Courtney dropped her game into her purse and rolled her eyes at Elise, making a bored face as she did. Elise had to cover her mouth to smother her laugh as the teacher approached the table.

"Glad to see that you've been welcoming the new students. Keep up the good work."

He nodded like he was satisfied with what he had said, and turned away. Courtney stared at the ceiling, Audrey shook her head with a frown, and Natalie slumped where she stood.

"He wouldn't know good work if it jumped up and bit him. See ya, kiddos."
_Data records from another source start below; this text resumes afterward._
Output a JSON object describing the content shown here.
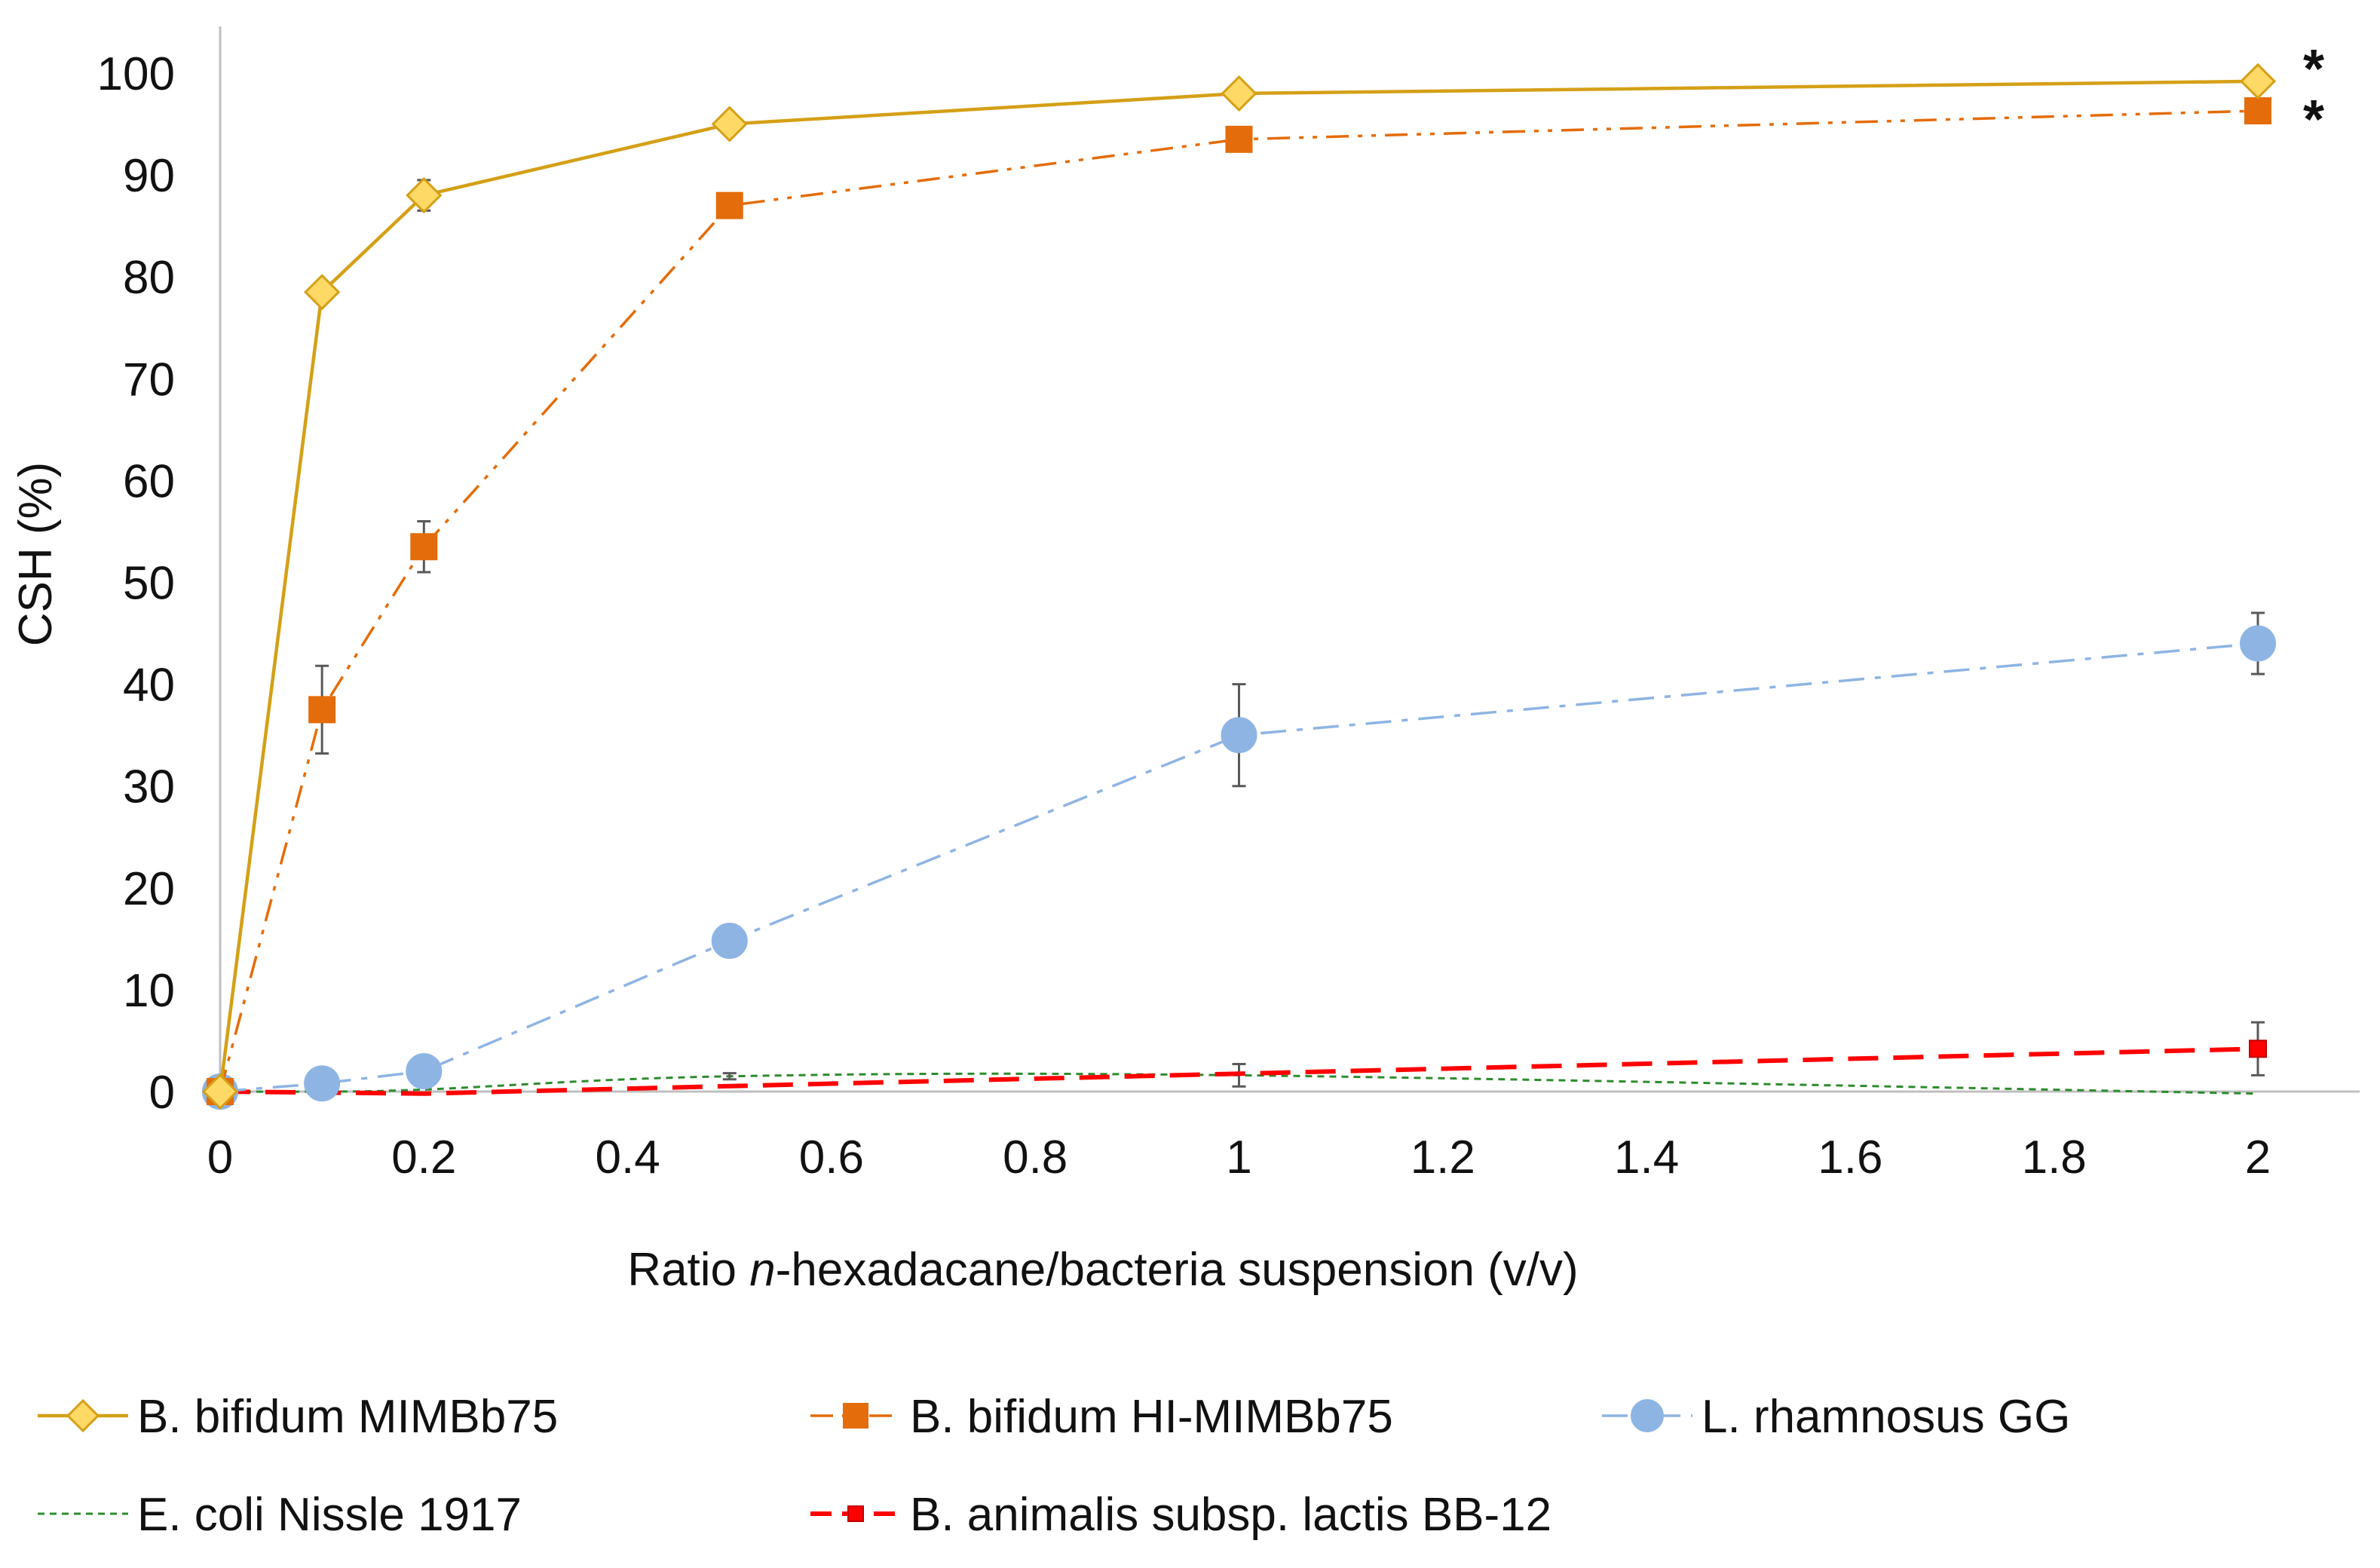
{
  "chart_data": {
    "type": "line",
    "title": "",
    "xlabel_parts": {
      "pre": "Ratio ",
      "italic": "n",
      "post": "-hexadacane/bacteria suspension (v/v)"
    },
    "ylabel": "CSH (%)",
    "xlim": [
      0,
      2
    ],
    "ylim": [
      0,
      100
    ],
    "x_ticks": [
      "0",
      "0.2",
      "0.4",
      "0.6",
      "0.8",
      "1",
      "1.2",
      "1.4",
      "1.6",
      "1.8",
      "2"
    ],
    "y_ticks": [
      "0",
      "10",
      "20",
      "30",
      "40",
      "50",
      "60",
      "70",
      "80",
      "90",
      "100"
    ],
    "x": [
      0,
      0.1,
      0.2,
      0.5,
      1,
      2
    ],
    "grid": false,
    "legend_position": "bottom",
    "series": [
      {
        "name": "B. bifidum MIMBb75",
        "values": [
          0,
          78.5,
          88,
          95,
          98,
          99.2
        ],
        "errors": [
          0,
          0,
          1.5,
          0,
          0,
          0
        ],
        "color": "#D4A017",
        "fill": "#FFD966",
        "marker": "diamond",
        "dash": "solid",
        "significance": "*"
      },
      {
        "name": "B. bifidum HI-MIMBb75",
        "values": [
          0,
          37.5,
          53.5,
          87,
          93.5,
          96.3
        ],
        "errors": [
          0,
          4.3,
          2.5,
          0,
          0,
          0
        ],
        "color": "#E46C0A",
        "fill": "#E46C0A",
        "marker": "square",
        "dash": "dash-dot-dot",
        "significance": "*"
      },
      {
        "name": "L. rhamnosus GG",
        "values": [
          0,
          0.8,
          2,
          14.8,
          35,
          44
        ],
        "errors": [
          0,
          0,
          0,
          0,
          5,
          3
        ],
        "color": "#8EB4E3",
        "fill": "#8EB4E3",
        "marker": "circle",
        "dash": "dash-dot",
        "significance": ""
      },
      {
        "name": "E. coli Nissle 1917",
        "values": [
          0,
          0,
          0.2,
          1.5,
          1.6,
          -0.2
        ],
        "errors": [
          0,
          0,
          0,
          0.3,
          1.1,
          0
        ],
        "color": "#2E8B2E",
        "fill": "#2E8B2E",
        "marker": "none",
        "dash": "dotted",
        "significance": ""
      },
      {
        "name": "B. animalis subsp. lactis BB-12",
        "values": [
          0,
          null,
          -0.2,
          null,
          null,
          4.2
        ],
        "errors": [
          0,
          0,
          0,
          0,
          0,
          2.6
        ],
        "color": "#FF0000",
        "fill": "#FF0000",
        "marker": "small-square",
        "dash": "dashed",
        "significance": ""
      }
    ]
  }
}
She waved and walked away, leaving Elise wondering about Homecoming, Lord Voldemort, and people who named their children after TV show characters. Whenever her mother asked her how school was each day, she didn't even know where to begin, and today wouldn't be any different.

"Boys might seem like an afterthought here, Elise, but the St. Patrick's boys come around now and again, so you'll be sure to get some attention, whether you want it or not."

St. Pat's was the only all boys school in the tri-county area, just as St. Cat's was the only all girls. Still, it was an hour away, so why would those boys come out to St. Cat's? Didn't they have girls in their town?

She must have looked confused because Audrey laughed as she stood up, following Natalie's example.

"We'll get you up to speed, don't worry."

Joslyn caught Elise's eye and shrugged. They were both in it for the long haul, and had no idea what would come next.